Wages are the measure of a disability, not the severity of an injury nor how much pain and suffering the person has undergone. This is very difficult for many people to accept because their injuries may be significant and cause considerable physical and/or mental pain. To put it bluntly, low wages earners usually will receive less than high wagers for the same injury when it comes to cash benefits. The right to medical treatment is the same for all injured workers.
If an injury prevents a worker from returning to his/her prior job, the question then becomes how much income is being lost. For example, John was a carpenter who fell off a roof and injured his hand. As a result, he can no longer lift heavy weights, and this prevents him from returning to his former line of work.
To determine what type of compensation John will be entitled to in the future, an analysis of John’s lost earning capacity will have to be performed. In addition to looking at what physical restrictions he has from his injury, his background will also be considered. This will include factors such as his age, his educational background, his work history, and what type of skills he may have that can be used in other less demanding jobs.

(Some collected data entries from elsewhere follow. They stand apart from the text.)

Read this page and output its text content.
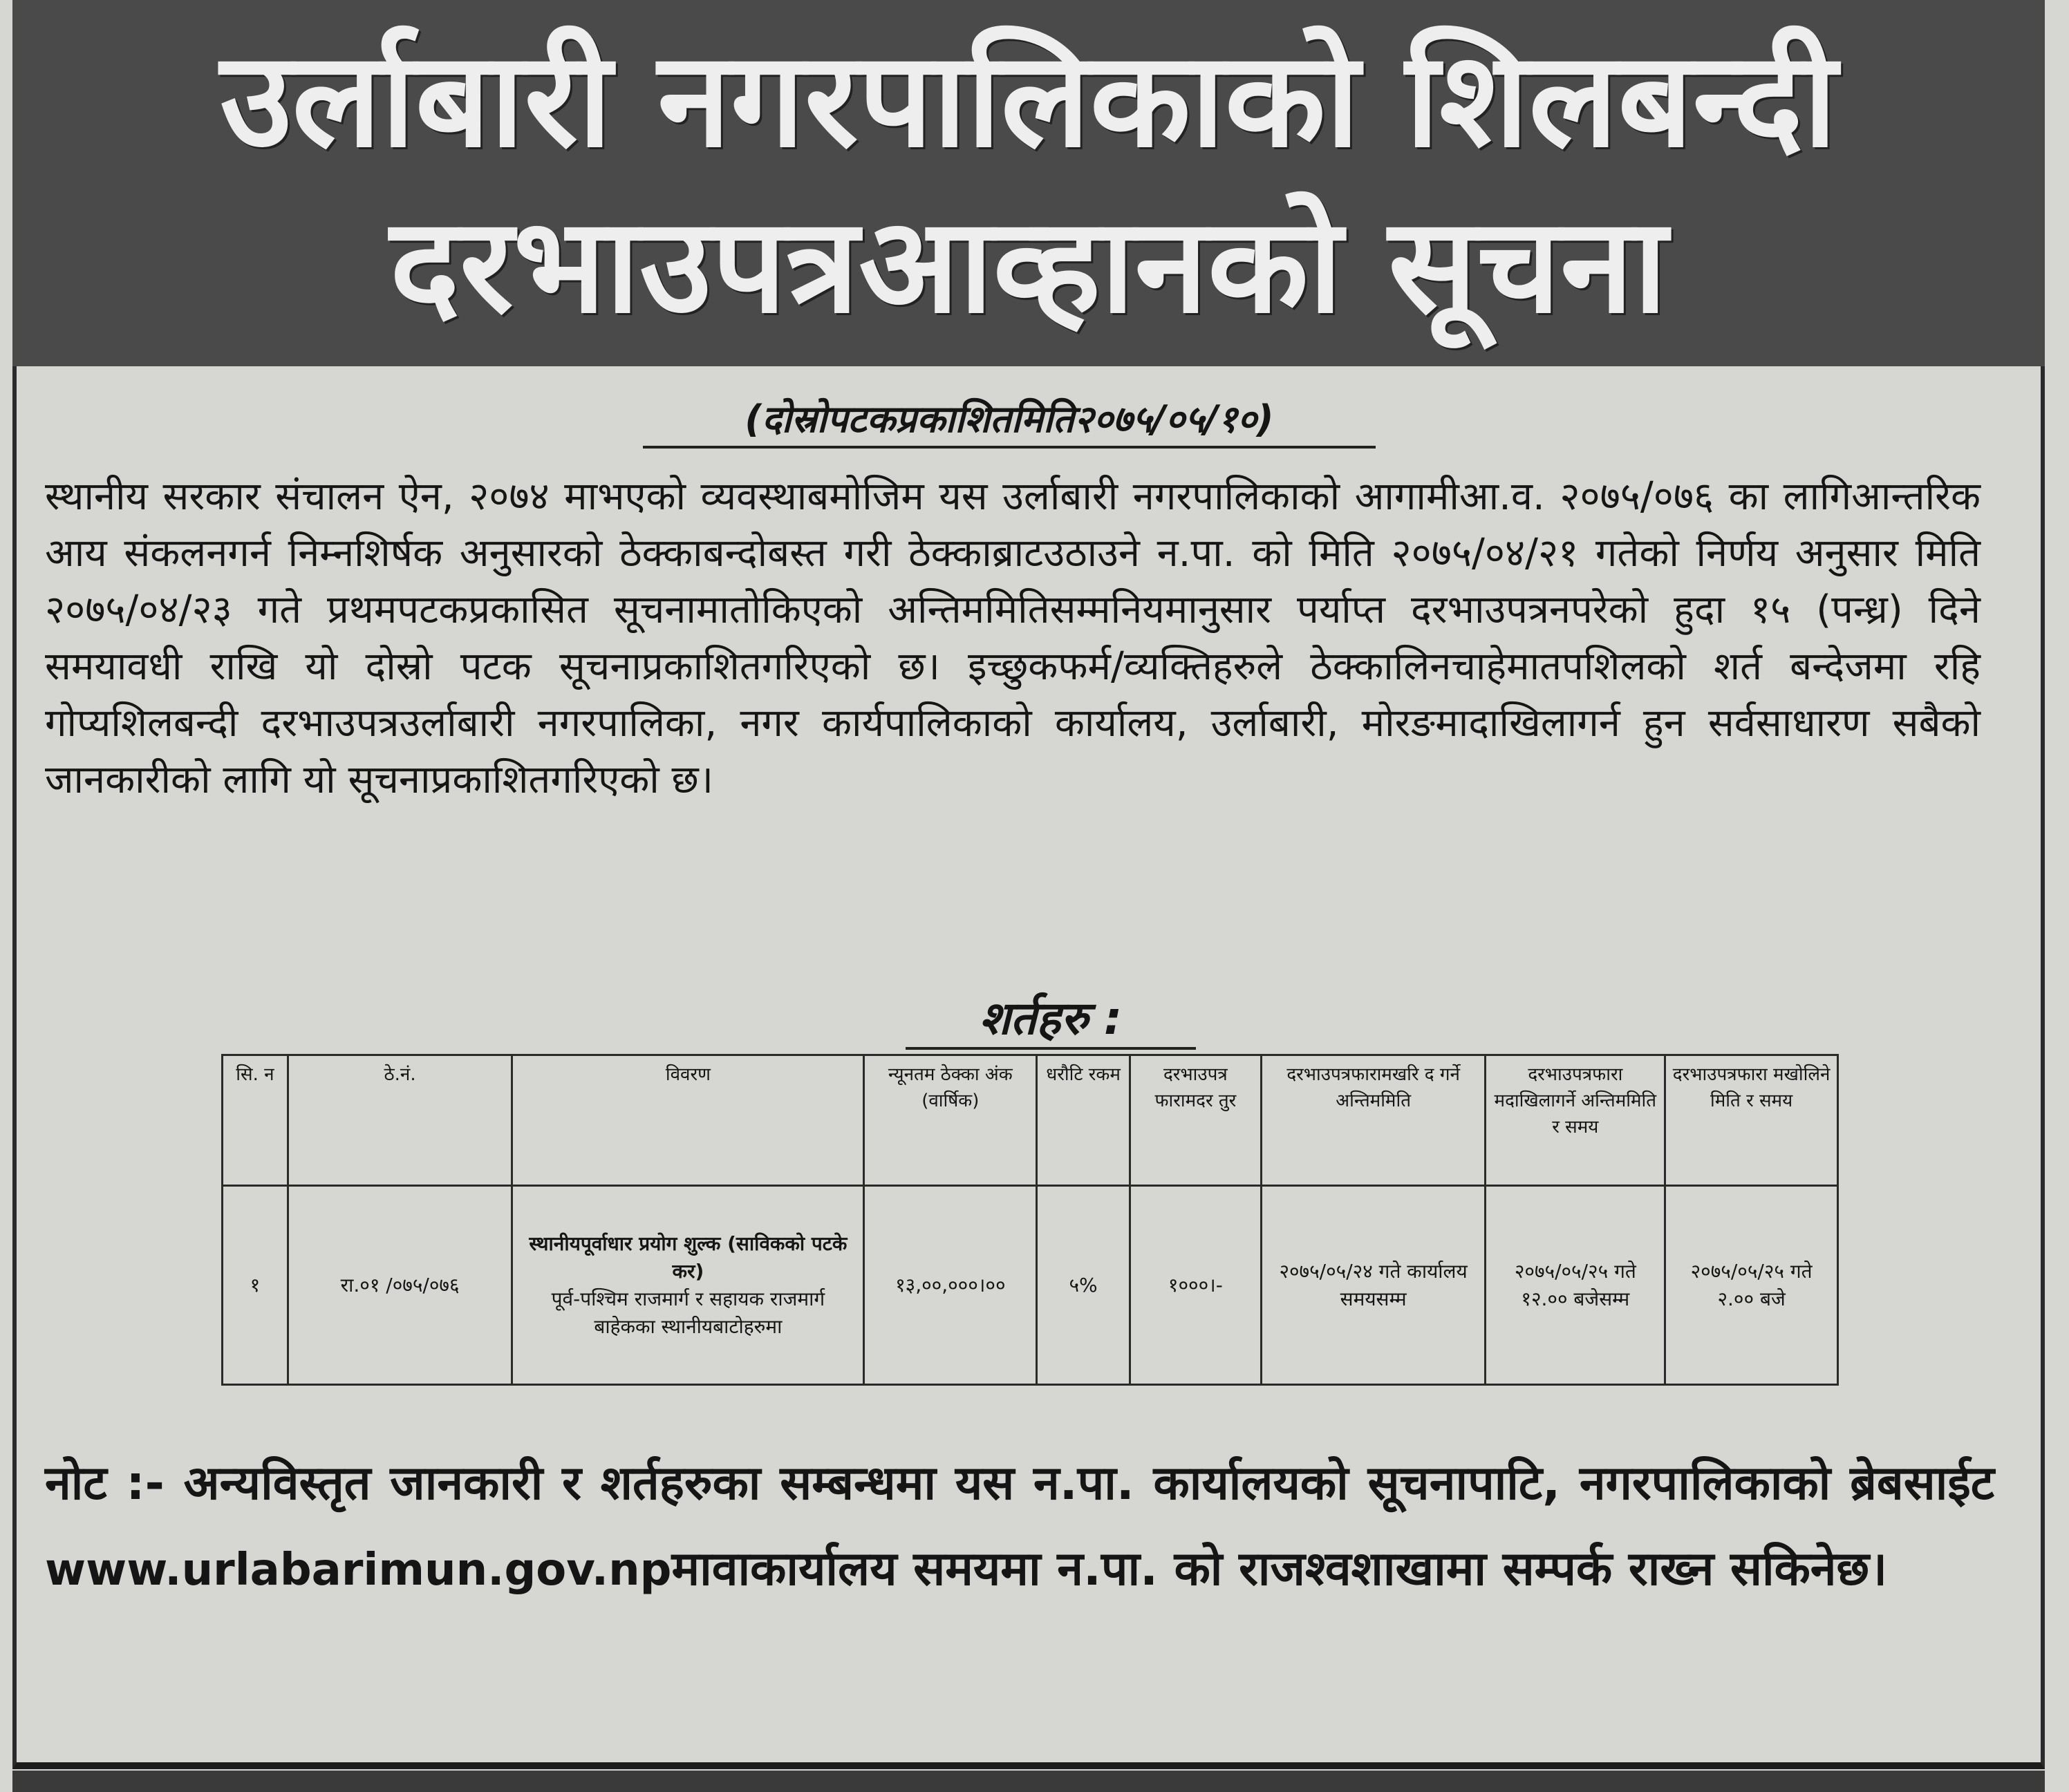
उर्लाबारी नगरपालिकाको शिलबन्दी
दरभाउपत्रआव्हानको सूचना
(दोस्रोपटकप्रकाशितमिति२०७५/०५/१०)
स्थानीय सरकार संचालन ऐन, २०७४ माभएको व्यवस्थाबमोजिम यस उर्लाबारी नगरपालिकाको आगामीआ.व. २०७५/०७६ का लागिआन्तरिक आय संकलनगर्न निम्नशिर्षक अनुसारको ठेक्काबन्दोबस्त गरी ठेक्काब्राटउठाउने न.पा. को मिति २०७५/०४/२१ गतेको निर्णय अनुसार मिति २०७५/०४/२३ गते प्रथमपटकप्रकासित सूचनामातोकिएको अन्तिममितिसम्मनियमानुसार पर्याप्त दरभाउपत्रनपरेको हुदा १५ (पन्ध्र) दिने समयावधी राखि यो दोस्रो पटक सूचनाप्रकाशितगरिएको छ। इच्छुकफर्म/व्यक्तिहरुले ठेक्कालिनचाहेमातपशिलको शर्त बन्देजमा रहि गोप्यशिलबन्दी दरभाउपत्रउर्लाबारी नगरपालिका, नगर कार्यपालिकाको कार्यालय, उर्लाबारी, मोरङमादाखिलागर्न हुन सर्वसाधारण सबैको जानकारीको लागि यो सूचनाप्रकाशितगरिएको छ।
शर्तहरु :
सि. न	ठे.नं.	विवरण	न्यूनतम ठेक्का अंक (वार्षिक)	धरौटि रकम	दरभाउपत्र फारामदर तुर	दरभाउपत्रफारामखरि द गर्ने अन्तिममिति	दरभाउपत्रफारा मदाखिलागर्ने अन्तिममिति र समय	दरभाउपत्रफारा मखोलिने मिति र समय
१	रा.०१ /०७५/०७६	स्थानीयपूर्वाधार प्रयोग शुल्क (साविकको पटके कर)
पूर्व-पश्चिम राजमार्ग र सहायक राजमार्ग बाहेकका स्थानीयबाटोहरुमा	१३,००,०००।००	५%	१०००।-	२०७५/०५/२४ गते कार्यालय समयसम्म	२०७५/०५/२५ गते १२.०० बजेसम्म	२०७५/०५/२५ गते २.०० बजे
नोट :- अन्यविस्तृत जानकारी र शर्तहरुका सम्बन्धमा यस न.पा. कार्यालयको सूचनापाटि, नगरपालिकाको ब्रेबसाईट www.urlabarimun.gov.npमावाकार्यालय समयमा न.पा. को राजश्वशाखामा सम्पर्क राख्न सकिनेछ।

Although John may not be able to earn his prior wage as a carpenter in a different line of work, this does not mean he is totally disabled. If he’s able to earn something, but less than less than his pre-injury wage, he will be considered “partially” disabled.
The formula that is used to calculate partial disability benefits is a little tricky to follow. First you take the worker’s pre-injury wage and you subtract what his/her residual earning capacity is presently. The difference is then multiplied by 60%.
Continuing with our example of John the carpenter, let’s assume that prior to his injury he made $1000.00 a week on average. Due to his injury and other background factors, he is now only able to make $600.00 a week. This is his residual earning capacity. The difference between his pre-injury wage and his residual earning capacity is $1000.00 – $600.00 = $400.00. His partial disability rate is 60% of the $400.00 or $240.00 a week.
In Massachusetts, partial disability benefits are usually only available for a period of 5 years, and in some cases 4 years if the worker has received 3 years of total disability benefits. In very rare cases, these benefits may be extended up to 10 years. The age of the worker is not the determinative factor with respect to how long a period he/she can collect partial benefits. Unfortunately, even if an injury happens to a young worker, the system will only compensate a small portion of time out of his/her life.